In cases where joint insufficiency causes the syndrome, surgery is often very effective.

== Prognosis ==
If treated, sinus tarsi syndrome has an excellent prognosis. Full recovery is to be expected, though some patients will need rehabilitation. However, relapse can occasionally occur, especially if only conservative treatments are undergone. Sinus tarsi syndrome can be misdiagnosed as a chronic ankle sprain. Untreated sinus tarsi syndrome can develop into chronic ankle pain and disability.

== History ==
Sinus tarsi syndrome was first studied by Dr.
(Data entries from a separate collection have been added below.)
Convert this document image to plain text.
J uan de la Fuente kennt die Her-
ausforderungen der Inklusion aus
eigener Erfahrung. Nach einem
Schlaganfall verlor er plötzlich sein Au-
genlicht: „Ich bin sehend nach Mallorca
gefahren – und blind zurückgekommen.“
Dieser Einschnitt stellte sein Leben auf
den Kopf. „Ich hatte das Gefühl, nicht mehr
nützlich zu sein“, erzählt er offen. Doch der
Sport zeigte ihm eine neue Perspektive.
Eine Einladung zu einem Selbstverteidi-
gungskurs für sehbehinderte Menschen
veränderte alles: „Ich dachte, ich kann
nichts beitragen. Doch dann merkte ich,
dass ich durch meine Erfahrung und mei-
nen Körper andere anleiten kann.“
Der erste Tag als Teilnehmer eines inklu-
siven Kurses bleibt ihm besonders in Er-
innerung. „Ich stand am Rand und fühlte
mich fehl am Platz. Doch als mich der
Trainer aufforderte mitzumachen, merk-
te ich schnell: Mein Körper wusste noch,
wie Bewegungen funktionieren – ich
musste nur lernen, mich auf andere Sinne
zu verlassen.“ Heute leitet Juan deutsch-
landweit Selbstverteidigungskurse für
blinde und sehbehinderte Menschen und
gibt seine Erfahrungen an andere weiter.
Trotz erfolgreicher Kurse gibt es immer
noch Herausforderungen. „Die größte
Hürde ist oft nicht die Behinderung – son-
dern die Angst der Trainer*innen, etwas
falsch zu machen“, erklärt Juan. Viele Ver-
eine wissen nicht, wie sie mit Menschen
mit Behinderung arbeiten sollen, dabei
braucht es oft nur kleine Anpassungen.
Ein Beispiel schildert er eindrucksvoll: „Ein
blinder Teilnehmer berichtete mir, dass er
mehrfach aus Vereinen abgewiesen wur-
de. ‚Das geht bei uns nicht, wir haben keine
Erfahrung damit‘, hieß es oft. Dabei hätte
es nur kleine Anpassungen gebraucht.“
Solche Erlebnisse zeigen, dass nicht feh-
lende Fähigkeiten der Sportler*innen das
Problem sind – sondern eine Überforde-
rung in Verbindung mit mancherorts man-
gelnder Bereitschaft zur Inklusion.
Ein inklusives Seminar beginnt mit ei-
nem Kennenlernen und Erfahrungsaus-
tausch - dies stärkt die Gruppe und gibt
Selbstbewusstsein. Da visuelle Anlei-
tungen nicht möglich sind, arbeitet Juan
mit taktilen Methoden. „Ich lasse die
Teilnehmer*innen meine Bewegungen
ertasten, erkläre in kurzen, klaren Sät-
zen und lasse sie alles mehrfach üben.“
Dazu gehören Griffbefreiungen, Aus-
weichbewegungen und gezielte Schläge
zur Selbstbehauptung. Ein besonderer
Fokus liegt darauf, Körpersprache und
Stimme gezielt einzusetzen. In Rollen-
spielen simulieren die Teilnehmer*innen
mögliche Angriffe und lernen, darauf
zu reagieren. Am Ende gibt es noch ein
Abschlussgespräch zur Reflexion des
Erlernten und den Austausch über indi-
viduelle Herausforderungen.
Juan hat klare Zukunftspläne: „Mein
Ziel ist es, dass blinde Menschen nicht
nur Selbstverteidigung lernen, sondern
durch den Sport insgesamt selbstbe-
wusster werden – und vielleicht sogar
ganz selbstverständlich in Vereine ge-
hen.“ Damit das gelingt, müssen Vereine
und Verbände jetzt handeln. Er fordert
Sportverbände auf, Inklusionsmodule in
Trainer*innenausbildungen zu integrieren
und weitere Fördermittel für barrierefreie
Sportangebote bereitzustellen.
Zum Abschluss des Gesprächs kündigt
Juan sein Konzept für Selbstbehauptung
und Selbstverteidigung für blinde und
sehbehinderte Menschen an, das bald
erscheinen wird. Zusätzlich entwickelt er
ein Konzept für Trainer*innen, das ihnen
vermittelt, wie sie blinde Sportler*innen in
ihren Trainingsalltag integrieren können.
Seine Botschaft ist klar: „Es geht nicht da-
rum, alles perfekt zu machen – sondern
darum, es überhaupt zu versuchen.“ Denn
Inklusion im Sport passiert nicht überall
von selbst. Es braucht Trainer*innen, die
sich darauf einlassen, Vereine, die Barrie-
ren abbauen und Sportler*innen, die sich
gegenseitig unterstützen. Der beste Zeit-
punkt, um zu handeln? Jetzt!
Denis O'Connor in 1957. O'Connor claimed conservative treatment was ineffective and surgery was the only effective option, describing a surgery in which the surgeon resects the superficial ligamentous floor and cleans out the fat pad. O'Connor claimed all 14 patients this surgery was performed on reported relief of their symptoms. While there is not a lot of consensus in the medical community (and the disorder continues to be understudied), other treatment options, including conservative treatments, have been to proven to be viable in the time since.

Since its first description, the causes of the syndrome have also been in dispute. In 1960, Brown proposed that herniation caused the pain and discomfort associated with the syndrome. In 1981, Taillard et al describes ligament tearing as a cause. Further on, Schwarzenbach et al described scarring around the veins to be the source of pain.